There is no recorded history between 2007, when Abid had to pack up and leave temporarily because things became too risky, and 2010, when the school reopened, and had the funds to run classes.
"When we started in 2004 we had no money, nothing at all," said Abid, joking that he is the cleaner and manager of the school, housed in a modest two-room flat.
Then came a $22,000 grant from California-based NGO Internews, and the students' cameras began to roll. Since then, most of the funding has come from charities and independent foundations in Europe, the United States and Arab countries. "We are always struggling for money," Abid said.
Violence in Iraq now has dropped, although kidnappings and bombings still happen nearly every day. American forces have retreated to their bases, largely invisible on the streets, ahead of a pullout at year's end.
The films made in 2010 and early this year are about people glueing back broken lives.
In "Na'eem the barber," a professor who moonlights as a men's hairdresser returns home to to his war-wrecked Baghdad neighbourhood.

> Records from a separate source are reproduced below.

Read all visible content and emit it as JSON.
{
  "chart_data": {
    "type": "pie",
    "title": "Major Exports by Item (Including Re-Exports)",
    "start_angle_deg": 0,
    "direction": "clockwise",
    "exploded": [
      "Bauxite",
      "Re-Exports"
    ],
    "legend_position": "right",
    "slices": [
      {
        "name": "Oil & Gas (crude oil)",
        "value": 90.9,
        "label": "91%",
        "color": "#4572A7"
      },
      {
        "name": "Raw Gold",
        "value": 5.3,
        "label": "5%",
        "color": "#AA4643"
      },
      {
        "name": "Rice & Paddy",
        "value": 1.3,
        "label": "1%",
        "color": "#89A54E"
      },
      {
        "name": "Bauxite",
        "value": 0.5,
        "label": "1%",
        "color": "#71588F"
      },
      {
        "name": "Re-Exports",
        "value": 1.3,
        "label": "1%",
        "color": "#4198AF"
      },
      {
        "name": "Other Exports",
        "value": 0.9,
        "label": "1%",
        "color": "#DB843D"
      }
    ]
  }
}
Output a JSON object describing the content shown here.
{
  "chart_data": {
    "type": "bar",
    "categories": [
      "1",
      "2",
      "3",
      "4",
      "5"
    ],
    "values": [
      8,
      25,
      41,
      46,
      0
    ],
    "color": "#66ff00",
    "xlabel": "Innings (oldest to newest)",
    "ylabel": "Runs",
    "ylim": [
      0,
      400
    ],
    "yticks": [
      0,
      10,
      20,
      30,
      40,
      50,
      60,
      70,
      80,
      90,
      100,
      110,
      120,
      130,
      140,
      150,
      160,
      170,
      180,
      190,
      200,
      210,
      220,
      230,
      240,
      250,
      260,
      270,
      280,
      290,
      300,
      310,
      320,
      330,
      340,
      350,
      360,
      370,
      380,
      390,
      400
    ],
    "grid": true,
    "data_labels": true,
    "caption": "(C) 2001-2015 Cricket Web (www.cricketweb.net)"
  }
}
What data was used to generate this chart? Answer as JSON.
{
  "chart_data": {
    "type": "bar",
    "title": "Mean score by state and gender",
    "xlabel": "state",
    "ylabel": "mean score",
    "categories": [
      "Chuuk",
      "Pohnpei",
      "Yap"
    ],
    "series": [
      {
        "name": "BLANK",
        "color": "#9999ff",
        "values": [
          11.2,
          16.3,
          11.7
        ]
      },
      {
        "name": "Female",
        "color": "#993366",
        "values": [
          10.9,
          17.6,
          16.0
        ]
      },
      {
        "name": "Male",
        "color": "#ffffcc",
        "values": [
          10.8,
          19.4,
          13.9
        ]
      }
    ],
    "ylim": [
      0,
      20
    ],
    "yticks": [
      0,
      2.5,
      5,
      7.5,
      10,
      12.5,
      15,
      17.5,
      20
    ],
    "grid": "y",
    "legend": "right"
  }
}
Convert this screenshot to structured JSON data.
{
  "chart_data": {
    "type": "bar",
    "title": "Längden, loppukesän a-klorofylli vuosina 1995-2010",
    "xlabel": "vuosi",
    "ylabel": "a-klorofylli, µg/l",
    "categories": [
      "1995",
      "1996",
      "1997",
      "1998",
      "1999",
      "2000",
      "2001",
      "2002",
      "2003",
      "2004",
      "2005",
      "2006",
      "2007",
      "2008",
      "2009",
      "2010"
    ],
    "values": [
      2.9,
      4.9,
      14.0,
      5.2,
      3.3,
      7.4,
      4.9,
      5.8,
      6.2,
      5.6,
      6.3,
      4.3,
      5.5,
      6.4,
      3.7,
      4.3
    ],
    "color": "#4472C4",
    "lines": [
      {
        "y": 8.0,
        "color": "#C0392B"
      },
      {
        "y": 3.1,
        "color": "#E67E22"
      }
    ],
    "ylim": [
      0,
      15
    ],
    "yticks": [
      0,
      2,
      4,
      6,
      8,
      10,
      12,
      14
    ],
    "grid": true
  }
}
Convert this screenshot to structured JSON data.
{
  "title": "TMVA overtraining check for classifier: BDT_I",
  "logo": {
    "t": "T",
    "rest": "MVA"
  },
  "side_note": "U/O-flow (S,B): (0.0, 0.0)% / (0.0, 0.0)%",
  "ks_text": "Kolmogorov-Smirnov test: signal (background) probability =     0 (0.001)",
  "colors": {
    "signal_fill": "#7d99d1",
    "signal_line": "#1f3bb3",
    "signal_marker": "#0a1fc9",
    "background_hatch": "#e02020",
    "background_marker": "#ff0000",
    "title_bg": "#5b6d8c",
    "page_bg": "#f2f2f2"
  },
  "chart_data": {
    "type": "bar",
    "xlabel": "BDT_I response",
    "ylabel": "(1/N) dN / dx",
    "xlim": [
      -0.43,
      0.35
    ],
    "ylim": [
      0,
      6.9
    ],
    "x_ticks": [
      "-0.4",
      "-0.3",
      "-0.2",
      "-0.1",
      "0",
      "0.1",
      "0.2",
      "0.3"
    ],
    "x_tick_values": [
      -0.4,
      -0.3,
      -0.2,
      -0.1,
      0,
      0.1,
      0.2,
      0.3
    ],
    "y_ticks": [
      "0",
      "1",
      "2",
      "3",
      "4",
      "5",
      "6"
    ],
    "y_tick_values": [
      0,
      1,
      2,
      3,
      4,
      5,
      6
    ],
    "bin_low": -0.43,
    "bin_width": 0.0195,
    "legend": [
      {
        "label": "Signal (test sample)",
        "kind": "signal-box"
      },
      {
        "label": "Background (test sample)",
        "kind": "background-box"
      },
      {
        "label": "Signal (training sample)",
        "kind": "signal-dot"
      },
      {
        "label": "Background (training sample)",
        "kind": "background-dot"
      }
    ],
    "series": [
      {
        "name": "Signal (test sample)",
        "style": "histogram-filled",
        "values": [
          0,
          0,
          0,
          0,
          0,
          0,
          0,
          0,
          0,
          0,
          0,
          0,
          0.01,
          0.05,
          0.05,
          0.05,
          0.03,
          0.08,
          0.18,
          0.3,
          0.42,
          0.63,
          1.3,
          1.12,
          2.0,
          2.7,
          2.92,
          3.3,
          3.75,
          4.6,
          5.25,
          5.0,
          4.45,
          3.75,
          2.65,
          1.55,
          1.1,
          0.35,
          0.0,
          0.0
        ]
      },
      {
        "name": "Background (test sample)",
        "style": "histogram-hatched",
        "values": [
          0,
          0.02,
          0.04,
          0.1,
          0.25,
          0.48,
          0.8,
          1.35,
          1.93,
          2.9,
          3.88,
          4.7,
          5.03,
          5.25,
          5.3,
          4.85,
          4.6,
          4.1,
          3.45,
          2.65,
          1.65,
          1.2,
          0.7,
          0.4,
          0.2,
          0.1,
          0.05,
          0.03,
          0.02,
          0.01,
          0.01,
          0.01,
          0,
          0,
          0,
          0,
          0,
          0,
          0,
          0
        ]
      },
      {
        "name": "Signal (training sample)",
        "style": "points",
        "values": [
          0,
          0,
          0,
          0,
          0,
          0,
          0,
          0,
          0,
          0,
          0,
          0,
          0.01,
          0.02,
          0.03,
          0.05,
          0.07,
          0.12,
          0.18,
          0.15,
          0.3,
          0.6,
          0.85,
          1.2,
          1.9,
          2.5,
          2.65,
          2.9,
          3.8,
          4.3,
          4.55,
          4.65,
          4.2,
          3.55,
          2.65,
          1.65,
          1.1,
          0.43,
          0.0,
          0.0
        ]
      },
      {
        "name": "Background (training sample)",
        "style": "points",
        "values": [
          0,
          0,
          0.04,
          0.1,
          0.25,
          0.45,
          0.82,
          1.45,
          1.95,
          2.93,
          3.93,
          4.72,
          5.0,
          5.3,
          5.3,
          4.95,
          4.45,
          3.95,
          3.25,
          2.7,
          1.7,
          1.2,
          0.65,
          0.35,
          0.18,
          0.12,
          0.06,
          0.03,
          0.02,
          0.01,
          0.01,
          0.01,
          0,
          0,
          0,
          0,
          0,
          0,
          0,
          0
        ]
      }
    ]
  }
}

"The area was empty, shops were closed and the owners had given me the keys, so I rented the shop next door and gave it to my wife to run as a flower shop, to bring some life back to the area," Na'eem says.
Another documentary portrays Majid, a young and talented folk singer. He struggles in the southern city of Nassiriyah against Islamists who consider art a sin.
Once, before a concert, armed men beat up the musicians and wrecked their instruments, Majid recalls. To repair his stringed instrument Majid goes to an artisan, who works in secret out of fear.
"I might get killed but this (music) is my life," Majid says, vowing to continue his art in this year's "Sing your song."
Many of the student films have been screened at festivals around the world, picking up top awards.
"I think that for all of us Iraqis who are trying to make things -- films, books, theatre, whatever -- what we do is perhaps an unconscious form of resistance against the destruction and fragmentation all around us," said Pachachi, the partner in the film school, who like Abid is an internationally-known and award-winning documentary filmmaker.
"If we didn't do this what would we do? Sit and watch the TV and weep?"